Abstract
AIM: To investigate the reversal effect of LY980503, a benflumetol derivative, on multidrug resistance in vincristine (VCR) -resistant human gastric carcinoma cell line SGC7901/VCR.
METHODS: Cells of a human gastric cancer cell line, SGC7901, and its VCR-resistant variant, SGC7901/VCR, were cultivated with LY980503 and /or doxorubicin (DOX). The cytotoxicity of drugs in vitro was assayed by MTT method. Based on the flow cytometric technology, the uptake of DOX was detected in these cells by measuring DOX -associated mean fluorescence intensity (MFI).
RESULTS: SGC7901/VCR cells were 23.5 times more resistant to DOX in comparison with SGC7901 cells. LY980503 at the concentrations of 2.0 μmol/L -10 μmol/L had no obvious cytotoxicity to SGC7901 and SGC7901/VCR cells. After simultaneous treatment with LY980503 at the concentrations of 2.0, 4.0 and 10 μmol/L, the IC50 of DOX to SGC7901/VCR cells decreased from 1.6 ± 0.12 μmol/L to 0.55 ± 0.024, 0.25 ± 0.032 and 0.11 ± 0.015 μmol/L, respectively, thus, increasing the DOX sensitivity by 2.9-fold (P < 0. 05), 6.4-fold (P < 0. 01) and 14.5-fold (P < 0. 01), respectively. In the uptake study of DOX, simultaneous incubation of SGC7901/VCR cells with LY980503 significantly increased the DOX -associated MFI in SGC7901/VCR cells. No such results were found in parental SGC7901 cells.

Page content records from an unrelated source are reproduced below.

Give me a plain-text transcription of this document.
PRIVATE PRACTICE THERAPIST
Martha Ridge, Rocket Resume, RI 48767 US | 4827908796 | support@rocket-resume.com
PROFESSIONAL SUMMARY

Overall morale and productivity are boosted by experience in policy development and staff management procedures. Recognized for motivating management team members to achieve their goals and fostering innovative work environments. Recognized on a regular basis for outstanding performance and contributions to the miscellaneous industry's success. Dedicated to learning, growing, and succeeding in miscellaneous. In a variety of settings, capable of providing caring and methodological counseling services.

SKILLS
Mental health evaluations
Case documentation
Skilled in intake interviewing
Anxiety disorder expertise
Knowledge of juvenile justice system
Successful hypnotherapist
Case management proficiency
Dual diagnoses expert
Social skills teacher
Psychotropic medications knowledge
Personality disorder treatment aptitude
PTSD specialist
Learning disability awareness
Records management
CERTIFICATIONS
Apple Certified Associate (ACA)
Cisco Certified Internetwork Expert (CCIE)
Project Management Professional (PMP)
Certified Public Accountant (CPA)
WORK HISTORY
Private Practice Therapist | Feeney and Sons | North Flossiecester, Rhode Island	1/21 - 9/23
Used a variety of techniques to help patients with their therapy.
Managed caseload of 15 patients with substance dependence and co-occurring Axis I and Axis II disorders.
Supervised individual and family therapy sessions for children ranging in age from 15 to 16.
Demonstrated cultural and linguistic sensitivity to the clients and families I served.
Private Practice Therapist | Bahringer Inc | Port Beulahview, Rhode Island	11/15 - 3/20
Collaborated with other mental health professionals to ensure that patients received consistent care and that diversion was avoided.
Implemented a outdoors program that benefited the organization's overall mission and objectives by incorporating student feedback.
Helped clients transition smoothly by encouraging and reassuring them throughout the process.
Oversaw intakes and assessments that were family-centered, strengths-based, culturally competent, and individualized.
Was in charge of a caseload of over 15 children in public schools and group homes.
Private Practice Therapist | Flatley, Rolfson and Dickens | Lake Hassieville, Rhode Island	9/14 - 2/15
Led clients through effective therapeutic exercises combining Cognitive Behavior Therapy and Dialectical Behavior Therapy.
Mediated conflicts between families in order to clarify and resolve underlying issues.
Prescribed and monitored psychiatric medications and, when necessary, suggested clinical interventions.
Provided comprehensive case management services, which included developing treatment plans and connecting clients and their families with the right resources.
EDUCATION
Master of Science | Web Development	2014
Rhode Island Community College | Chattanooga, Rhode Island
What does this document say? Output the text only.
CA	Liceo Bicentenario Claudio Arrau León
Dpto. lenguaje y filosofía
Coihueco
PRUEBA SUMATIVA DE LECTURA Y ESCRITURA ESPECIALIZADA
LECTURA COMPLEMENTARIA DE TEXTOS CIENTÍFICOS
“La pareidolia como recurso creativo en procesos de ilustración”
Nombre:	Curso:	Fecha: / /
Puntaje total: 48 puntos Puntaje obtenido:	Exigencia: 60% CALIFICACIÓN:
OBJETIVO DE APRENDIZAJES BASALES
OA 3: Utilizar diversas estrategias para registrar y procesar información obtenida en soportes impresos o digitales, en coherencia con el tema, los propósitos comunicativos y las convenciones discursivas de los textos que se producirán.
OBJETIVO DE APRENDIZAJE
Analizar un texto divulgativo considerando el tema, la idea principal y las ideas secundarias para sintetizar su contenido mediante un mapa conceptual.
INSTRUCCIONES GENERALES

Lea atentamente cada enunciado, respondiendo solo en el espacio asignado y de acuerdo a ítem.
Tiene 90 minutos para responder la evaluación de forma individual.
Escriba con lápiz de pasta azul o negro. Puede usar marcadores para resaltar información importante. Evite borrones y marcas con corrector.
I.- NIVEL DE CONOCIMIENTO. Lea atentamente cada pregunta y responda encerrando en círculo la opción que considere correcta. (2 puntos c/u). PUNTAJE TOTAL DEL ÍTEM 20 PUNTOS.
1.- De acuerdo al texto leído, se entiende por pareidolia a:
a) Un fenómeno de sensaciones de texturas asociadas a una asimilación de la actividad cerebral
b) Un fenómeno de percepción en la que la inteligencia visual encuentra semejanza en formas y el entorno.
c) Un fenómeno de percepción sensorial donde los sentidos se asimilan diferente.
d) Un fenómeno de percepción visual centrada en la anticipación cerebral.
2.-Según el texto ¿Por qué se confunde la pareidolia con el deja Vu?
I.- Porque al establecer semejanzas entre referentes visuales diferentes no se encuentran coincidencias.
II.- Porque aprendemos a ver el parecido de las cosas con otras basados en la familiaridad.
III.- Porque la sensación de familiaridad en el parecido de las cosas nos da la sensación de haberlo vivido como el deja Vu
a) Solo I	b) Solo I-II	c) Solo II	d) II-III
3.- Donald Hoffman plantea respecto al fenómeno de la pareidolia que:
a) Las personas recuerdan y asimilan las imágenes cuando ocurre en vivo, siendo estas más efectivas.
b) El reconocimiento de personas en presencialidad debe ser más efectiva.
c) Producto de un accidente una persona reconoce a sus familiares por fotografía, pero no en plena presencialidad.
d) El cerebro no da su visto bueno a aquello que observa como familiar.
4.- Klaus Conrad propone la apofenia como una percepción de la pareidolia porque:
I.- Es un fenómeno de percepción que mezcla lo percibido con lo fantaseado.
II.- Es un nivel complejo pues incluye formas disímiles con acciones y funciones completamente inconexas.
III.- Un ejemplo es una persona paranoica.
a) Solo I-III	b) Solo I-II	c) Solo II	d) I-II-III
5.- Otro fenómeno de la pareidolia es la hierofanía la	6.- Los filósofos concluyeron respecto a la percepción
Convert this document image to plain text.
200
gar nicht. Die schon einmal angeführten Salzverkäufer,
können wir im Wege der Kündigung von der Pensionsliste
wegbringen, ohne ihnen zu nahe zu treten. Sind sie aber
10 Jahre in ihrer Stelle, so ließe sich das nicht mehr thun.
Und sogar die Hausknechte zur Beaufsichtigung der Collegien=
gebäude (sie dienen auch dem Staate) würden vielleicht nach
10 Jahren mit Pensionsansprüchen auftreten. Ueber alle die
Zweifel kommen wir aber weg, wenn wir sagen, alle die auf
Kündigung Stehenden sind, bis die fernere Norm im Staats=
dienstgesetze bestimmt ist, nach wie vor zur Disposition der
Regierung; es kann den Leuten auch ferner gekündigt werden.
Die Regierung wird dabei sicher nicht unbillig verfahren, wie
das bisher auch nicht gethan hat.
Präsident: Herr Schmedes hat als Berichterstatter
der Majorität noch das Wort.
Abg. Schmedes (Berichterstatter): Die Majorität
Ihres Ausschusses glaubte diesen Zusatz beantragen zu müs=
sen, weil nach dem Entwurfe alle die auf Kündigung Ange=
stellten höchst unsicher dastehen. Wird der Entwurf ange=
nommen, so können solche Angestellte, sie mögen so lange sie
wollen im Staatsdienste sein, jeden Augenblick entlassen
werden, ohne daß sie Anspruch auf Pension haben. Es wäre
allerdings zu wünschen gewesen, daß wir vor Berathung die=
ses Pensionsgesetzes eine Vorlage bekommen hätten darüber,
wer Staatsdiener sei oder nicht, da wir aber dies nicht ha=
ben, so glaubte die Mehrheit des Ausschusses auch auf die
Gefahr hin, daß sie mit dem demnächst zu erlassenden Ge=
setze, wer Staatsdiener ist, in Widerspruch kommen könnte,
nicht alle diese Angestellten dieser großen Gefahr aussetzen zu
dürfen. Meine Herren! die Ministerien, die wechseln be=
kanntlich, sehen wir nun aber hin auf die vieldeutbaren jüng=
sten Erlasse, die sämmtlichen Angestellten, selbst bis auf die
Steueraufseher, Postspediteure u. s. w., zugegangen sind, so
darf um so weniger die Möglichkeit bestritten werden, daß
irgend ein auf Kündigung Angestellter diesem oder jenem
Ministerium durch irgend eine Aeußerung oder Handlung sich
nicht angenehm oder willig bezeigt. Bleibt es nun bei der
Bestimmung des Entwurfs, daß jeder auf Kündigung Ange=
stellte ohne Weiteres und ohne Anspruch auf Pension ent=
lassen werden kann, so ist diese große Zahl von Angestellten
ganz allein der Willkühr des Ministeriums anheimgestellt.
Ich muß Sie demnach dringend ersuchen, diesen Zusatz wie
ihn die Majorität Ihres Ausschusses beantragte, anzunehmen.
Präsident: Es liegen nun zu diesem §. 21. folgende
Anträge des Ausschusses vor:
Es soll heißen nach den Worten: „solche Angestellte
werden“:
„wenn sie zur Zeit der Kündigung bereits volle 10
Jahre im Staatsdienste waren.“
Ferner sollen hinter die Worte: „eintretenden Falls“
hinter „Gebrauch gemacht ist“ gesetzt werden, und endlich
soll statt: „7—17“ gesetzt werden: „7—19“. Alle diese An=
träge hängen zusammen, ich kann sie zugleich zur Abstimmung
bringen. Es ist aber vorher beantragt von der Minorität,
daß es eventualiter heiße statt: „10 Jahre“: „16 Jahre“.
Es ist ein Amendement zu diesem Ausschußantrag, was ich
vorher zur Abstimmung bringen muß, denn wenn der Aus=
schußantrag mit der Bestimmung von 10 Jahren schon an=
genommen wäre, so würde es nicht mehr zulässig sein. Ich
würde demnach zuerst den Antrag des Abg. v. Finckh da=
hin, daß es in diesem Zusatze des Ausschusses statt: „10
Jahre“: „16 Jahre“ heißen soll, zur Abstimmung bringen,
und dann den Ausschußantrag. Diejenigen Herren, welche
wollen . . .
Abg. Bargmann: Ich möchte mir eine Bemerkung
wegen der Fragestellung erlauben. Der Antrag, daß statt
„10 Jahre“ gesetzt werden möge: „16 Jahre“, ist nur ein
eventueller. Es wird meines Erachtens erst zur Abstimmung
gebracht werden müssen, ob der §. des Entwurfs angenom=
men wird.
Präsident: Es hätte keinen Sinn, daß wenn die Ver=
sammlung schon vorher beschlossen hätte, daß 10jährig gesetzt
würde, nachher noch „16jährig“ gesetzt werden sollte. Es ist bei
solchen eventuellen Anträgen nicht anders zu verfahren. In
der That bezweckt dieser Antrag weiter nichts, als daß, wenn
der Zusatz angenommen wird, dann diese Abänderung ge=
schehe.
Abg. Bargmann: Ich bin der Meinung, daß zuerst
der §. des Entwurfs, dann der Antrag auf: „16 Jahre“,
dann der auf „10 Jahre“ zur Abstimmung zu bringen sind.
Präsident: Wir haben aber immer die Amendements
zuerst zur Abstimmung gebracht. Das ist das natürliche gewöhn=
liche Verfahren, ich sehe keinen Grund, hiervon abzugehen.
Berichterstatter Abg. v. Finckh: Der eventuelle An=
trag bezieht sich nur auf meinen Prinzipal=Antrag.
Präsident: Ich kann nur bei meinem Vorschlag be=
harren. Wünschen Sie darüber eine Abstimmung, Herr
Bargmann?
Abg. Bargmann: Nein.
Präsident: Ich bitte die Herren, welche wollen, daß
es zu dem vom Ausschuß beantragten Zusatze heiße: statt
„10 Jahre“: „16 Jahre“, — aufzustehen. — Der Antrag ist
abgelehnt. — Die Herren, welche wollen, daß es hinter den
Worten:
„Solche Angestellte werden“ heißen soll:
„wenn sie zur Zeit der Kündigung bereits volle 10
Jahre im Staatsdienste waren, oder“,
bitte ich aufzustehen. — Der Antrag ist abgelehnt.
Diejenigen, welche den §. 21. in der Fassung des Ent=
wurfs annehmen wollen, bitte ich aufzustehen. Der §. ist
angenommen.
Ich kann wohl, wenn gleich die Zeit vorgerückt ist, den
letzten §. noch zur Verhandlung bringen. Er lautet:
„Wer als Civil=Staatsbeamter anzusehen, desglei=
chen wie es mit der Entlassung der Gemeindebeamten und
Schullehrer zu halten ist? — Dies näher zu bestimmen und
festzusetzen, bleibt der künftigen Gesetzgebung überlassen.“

CONCLUSION: LY980503 at non-cytotoxic concen-trations can effectively circumvent resistance of SGC7901/VCR cells to DOX by increasing intracellular DOX accumulation.
Keywords: Multidrug resistance, Benflumetol, Doxorubicin, Gastric cancer, Reversal
INTRODUCTION
Resistance of tumor cells to chemotherapeutic drugs is a major problem in clinical treatment of cancer. Multidrug resistance (MDR) is the most important form of drug resistance characterized by decreased cellular sensitivity to a broad range of chemotherapeutic drugs[1,2]. Classic MDR is mainly caused by over-expression of P-glycoprotein(Pgp), which is coded by the MDR1 gene and functions as an ATP-dependent drug-efflux membrane transporter that rapidly extrudes a variety of hydrophobic anticancer drugs from exerting cytotoxic effect[1-3]. Agents that inhibit the ATP-dependent transporter can suppress the efflux of hydrophobic drugs from resistant cells and increase their intracellular accumulation. A number of agents, including verapamil and cyclosporin A, bind to and inhibit Pgp to restore drug sensitivity to cancer cells in vitro. However, to date, no effective resistance modulators have been used in clinic due to their toxicity or unacceptable side effects[3,4]. Therefore, development of safe and effective MDR reversal agents is eagerly required.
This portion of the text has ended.